Robert Berthomier est né le 11 février 1921. En 1934 il entre chez Dactyl Buro puis en 1937 opte pour la boulangerie à Dun/Auron. Là, il exerce la noble profession du pain jusqu’en 1954, date à laquelle il intègre le Berry Républicain pour y devenir vendeur de journaux. Si vous souriez, sachez qu’à l’époque c’était tout un métier ! Brume, pluie, vent ou, neige, la lune encore haute, dès 03h00 il s’en va parcourir 85 kilomètres dans le petit matin, avec sa bicyclette surchargée. Tous les jours il distribue ainsi plus de mille journaux ce qui lui vaut de devenir le meilleur vendeur de France et lui fait pédaler plus d’un million de kilomètres durant sa carrière.

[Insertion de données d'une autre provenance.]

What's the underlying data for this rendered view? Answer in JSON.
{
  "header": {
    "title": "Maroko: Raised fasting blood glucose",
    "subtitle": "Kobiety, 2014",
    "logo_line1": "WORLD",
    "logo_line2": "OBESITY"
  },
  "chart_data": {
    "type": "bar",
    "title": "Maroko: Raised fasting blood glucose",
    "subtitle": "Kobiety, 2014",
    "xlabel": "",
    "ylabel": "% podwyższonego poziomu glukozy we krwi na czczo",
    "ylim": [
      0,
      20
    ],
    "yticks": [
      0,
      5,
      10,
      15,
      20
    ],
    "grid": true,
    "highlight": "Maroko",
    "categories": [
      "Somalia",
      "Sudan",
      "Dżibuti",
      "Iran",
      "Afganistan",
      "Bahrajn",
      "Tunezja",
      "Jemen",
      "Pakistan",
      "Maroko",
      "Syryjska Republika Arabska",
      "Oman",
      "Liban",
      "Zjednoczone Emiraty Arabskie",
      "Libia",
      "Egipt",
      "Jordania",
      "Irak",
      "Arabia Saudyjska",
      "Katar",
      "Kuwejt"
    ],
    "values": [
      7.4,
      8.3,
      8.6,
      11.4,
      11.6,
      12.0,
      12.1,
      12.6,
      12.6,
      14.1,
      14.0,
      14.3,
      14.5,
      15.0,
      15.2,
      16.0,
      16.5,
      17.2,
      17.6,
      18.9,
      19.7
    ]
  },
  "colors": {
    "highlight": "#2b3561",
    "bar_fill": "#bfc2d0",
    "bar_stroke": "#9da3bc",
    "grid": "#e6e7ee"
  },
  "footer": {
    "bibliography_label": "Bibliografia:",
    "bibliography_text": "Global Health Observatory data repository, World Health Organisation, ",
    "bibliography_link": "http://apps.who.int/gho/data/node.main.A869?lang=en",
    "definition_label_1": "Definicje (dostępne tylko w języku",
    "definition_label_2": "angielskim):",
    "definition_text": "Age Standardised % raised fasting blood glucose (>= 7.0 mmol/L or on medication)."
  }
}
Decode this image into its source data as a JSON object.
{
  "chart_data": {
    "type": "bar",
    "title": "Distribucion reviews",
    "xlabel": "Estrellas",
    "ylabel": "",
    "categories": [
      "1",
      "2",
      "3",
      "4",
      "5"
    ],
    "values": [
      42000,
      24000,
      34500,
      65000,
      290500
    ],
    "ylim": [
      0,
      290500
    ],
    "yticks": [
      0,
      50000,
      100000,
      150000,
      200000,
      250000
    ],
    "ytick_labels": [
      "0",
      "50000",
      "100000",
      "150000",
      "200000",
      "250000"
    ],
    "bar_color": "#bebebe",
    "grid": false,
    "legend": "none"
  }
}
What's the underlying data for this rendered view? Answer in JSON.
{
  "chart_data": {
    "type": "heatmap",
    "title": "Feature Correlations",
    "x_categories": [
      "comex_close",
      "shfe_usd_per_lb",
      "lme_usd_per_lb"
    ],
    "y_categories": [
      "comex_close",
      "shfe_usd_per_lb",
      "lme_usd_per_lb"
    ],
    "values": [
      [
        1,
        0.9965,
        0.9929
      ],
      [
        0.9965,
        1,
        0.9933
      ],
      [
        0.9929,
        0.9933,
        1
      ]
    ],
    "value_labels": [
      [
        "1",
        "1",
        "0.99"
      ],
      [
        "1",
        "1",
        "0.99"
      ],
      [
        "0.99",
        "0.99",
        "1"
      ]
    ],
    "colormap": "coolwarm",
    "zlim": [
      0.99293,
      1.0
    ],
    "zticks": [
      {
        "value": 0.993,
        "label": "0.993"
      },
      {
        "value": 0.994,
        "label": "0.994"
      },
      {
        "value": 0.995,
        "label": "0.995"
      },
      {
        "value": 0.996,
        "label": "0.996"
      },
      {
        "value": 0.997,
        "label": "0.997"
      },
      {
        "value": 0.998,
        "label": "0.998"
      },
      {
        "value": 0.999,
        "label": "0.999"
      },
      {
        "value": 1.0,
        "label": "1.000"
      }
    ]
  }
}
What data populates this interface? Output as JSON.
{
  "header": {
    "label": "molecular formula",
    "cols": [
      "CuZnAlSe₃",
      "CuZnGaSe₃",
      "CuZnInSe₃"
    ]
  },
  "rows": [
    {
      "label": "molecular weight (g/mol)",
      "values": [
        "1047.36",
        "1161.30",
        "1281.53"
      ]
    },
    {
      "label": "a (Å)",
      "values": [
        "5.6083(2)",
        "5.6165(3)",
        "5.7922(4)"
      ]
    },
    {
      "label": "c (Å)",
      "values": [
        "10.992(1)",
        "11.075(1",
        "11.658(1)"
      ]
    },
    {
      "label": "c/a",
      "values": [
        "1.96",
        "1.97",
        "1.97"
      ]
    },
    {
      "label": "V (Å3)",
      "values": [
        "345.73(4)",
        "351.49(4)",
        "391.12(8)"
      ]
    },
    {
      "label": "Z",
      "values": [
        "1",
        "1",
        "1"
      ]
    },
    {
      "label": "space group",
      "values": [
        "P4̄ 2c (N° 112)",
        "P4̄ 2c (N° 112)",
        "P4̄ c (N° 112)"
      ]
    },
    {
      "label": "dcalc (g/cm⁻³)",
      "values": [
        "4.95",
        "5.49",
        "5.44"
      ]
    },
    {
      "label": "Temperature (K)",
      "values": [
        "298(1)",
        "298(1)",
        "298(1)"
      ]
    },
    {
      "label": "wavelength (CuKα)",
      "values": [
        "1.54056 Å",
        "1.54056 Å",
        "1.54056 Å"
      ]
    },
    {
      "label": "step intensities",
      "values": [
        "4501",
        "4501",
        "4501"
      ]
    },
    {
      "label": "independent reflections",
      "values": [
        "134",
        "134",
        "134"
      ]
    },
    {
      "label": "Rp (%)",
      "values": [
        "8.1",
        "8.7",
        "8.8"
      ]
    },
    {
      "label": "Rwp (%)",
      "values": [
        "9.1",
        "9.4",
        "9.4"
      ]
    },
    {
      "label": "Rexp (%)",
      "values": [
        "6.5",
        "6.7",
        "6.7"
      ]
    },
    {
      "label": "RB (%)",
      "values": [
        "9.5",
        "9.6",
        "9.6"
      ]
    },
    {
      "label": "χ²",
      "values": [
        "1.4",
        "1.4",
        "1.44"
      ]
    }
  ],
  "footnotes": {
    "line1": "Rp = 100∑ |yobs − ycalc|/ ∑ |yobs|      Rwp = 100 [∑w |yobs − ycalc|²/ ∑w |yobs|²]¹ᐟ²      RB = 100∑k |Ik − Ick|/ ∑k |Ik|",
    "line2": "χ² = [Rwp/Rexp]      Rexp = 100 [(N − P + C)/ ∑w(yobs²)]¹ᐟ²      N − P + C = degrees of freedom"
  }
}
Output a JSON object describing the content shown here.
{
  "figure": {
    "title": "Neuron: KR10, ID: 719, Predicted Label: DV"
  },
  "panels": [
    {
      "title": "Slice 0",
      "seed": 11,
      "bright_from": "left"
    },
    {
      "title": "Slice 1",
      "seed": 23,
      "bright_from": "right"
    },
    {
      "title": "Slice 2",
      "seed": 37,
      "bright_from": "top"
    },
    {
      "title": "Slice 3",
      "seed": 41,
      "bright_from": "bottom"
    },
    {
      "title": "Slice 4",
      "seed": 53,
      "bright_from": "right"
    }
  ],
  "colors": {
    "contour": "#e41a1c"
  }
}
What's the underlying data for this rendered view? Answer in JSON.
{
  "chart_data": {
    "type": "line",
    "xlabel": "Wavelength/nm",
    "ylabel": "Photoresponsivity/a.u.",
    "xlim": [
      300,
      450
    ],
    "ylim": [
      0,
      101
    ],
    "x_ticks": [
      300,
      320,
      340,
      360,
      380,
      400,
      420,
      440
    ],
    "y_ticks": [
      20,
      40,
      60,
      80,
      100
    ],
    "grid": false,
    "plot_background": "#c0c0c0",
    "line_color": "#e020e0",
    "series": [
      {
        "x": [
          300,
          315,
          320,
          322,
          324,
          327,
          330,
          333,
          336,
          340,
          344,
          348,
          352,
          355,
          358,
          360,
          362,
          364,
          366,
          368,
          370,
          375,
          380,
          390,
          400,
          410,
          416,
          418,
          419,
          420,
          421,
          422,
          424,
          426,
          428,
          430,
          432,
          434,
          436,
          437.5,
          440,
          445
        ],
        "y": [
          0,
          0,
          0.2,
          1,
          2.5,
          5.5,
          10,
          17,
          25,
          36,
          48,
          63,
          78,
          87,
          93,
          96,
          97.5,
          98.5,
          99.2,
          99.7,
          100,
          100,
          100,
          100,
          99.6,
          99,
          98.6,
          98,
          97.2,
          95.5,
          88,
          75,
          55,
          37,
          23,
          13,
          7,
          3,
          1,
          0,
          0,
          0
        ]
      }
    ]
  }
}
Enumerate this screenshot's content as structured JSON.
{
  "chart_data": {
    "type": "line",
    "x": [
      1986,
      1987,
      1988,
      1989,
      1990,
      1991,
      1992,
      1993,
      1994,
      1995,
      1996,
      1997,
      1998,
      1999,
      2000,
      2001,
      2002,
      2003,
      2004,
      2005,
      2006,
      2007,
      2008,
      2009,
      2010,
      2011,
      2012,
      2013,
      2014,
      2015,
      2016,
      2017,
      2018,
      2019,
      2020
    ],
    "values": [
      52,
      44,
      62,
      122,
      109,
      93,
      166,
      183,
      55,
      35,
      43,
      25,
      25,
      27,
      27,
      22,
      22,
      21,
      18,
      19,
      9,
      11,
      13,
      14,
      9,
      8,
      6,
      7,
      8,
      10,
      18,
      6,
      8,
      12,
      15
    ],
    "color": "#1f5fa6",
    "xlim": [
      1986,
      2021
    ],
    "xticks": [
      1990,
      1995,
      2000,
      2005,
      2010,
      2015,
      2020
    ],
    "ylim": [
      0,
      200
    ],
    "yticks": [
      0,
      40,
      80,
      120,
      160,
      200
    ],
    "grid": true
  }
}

Parallèlement Robert prend en 1937 une licence de coureur à l’Union Cycliste du Berry et monte sur le podium dès sa première course (rien moins que le « Pas Dunlop ») ! Avec une régularité de métronome, il franchira chaque année 6 à 7 fois la ligne en vainqueur, sur route comme en cyclo-cross. Sa meilleure année sera 1947 avec 13 bouquets. En 1949 il participe à Paris-Bourges avec les professionnels. Il descend de selle en 1953 puis devient dirigeant de club, arbitre de course et éducateur. Il sera de longues années le responsable du vélodrome Tivoli à Bourges. Notre homme se retire du cyclisme actif à 85 ans et se consacre aujourd’hui à la poésie. Bon pied bon œil, il aligne cependant toujours ses deux heures de vélo hebdomadaire et une trentaine de bornes dans les rues de Saint-Doulchard.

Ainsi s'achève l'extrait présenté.